One weekday, they stopped having sex. Fatigue and busy schedules were a logical excuse, at first. Then touching her became unpleasant, compared to how Déjà Vu made him feel. In time, she stopped pushing for it and he was happy to oblige. Chloe’s birthday, three years ago, was the last time they had been intimate. Natt had surprised her by coming home earlier, sneaking behind her in the kitchen, squeezing her breasts from behind, and whispering “Happy Birthday” in her ear.

Since then she had been his in their marriage certificate only and the Seattle Chief of Police was too weak to end it – either his marriage or his infidelity.

fourteen days till defiance day (17

“Last call, Colton…” Sarah sounded like a bartender but, in a way, had described her daughter’s fate as well.

“When can I see you?” Colton asked.

“Maybe after Defiance Day,” she said. “Maybe never,” and he wondered how many hours she was sleeping these days, assuming she slept at all. He had time to sleep and that made him feel guilty.

“How is she?”

“Struggling with algebra. We’ll work on her homework when I get home tonight.”

“They get algebra homework in third grade?”

“There’s nothing like crunching numbers while waiting for someone to vote you dead.”

“You haven’t told her she was earmarked?” His voice was matter-of-fact.

“I haven’t. And if you choose well, I won’t have to.”

“I love you, Sarah… but sometimes –”

“Just hit me with it.”

He thought she already knew the answer but the scientist in her wanted the final proof point, for the sake of closure. “I’m not sure I can do it, Sarah. I’ll never forgive myself for what I did to her but I don’t think I’m ready to die yet.”

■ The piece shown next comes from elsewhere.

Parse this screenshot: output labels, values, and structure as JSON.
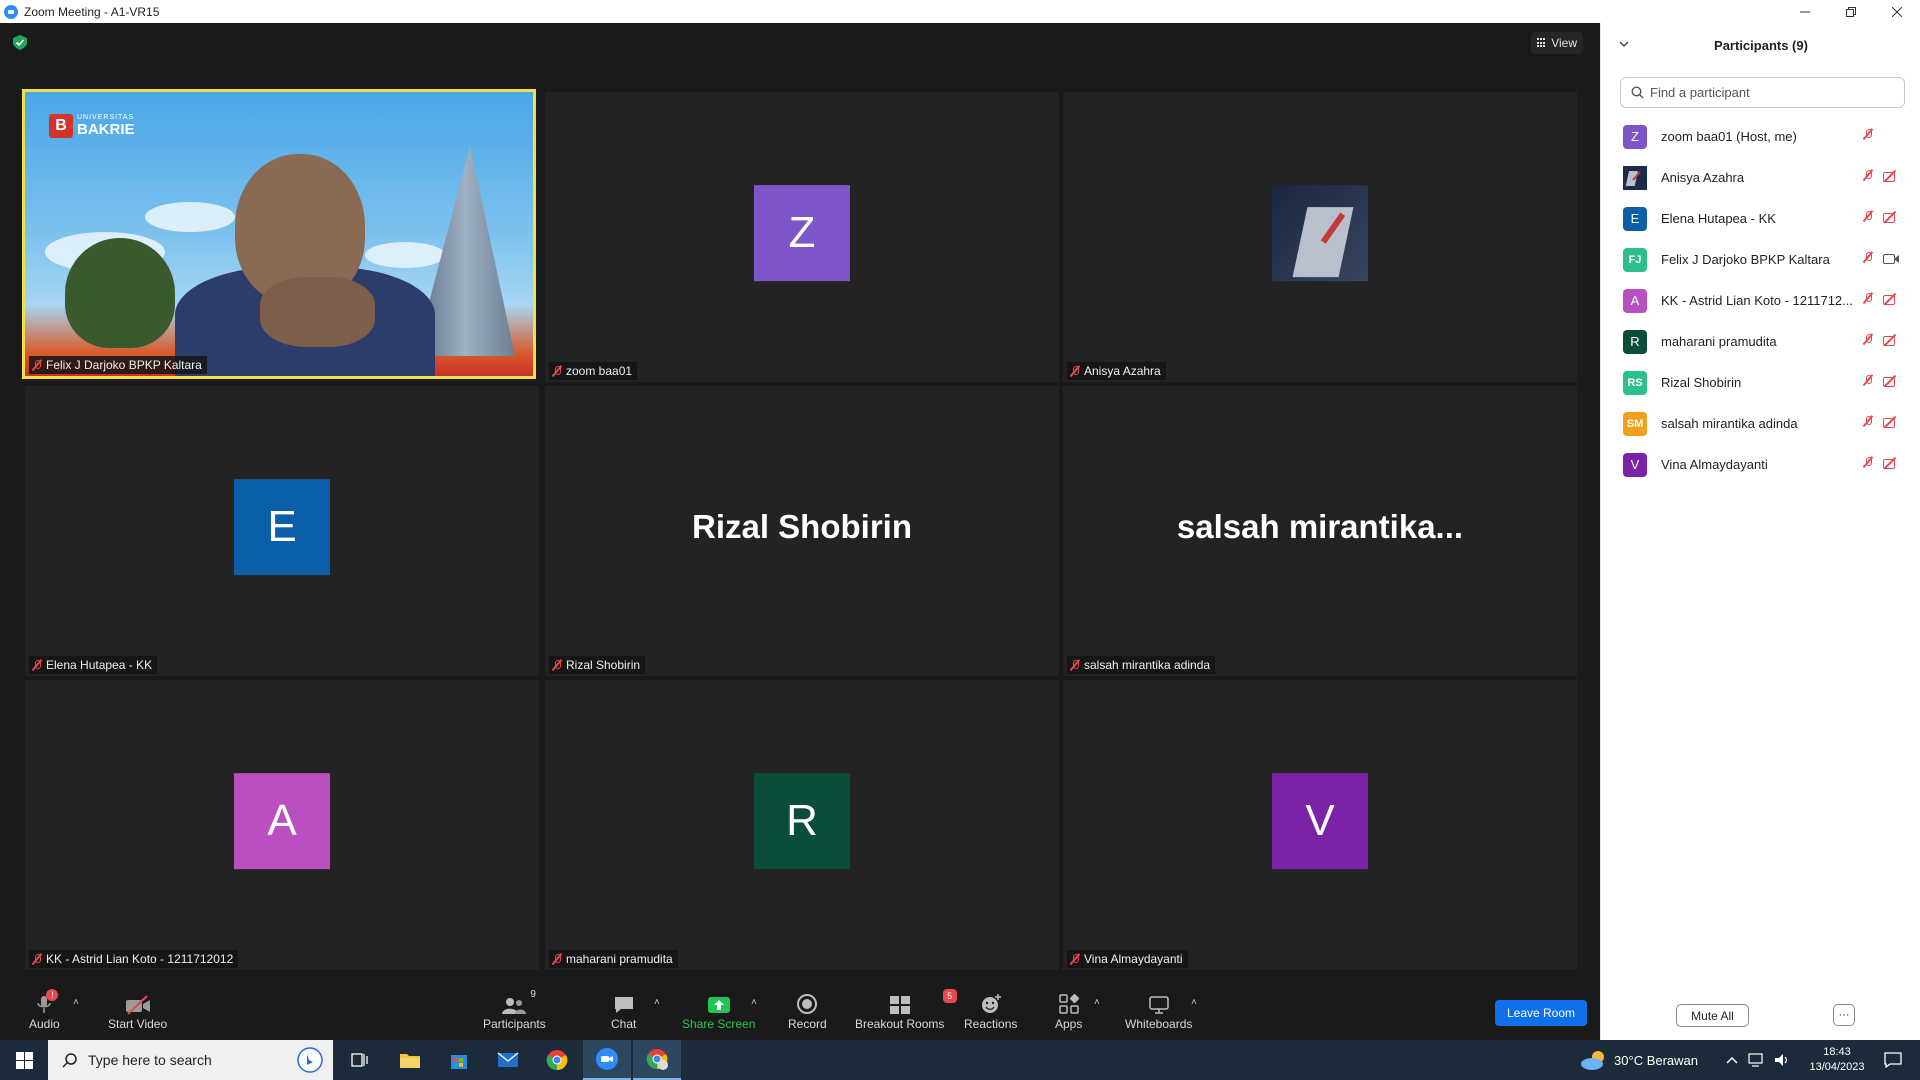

Silence. If Colton didn’t know her better he would have sworn she was crying. Crying silent tears in Washington, DC, with a cell phone pressed against her ear. Then her steely voice broke the illusion. “I’d pay a thousand dollars for each day I could subtract from your life span, Colton Parker.” She breathed in-between words, like she was climbing stairs. “I’ve never understood people’s obsession with religion. But now I wish God did exist, to judge you after you died. As far as I go, or your daughter, you’re dead already, or better yet, you never really happened.”

The line went dead. It was raining in Seattle.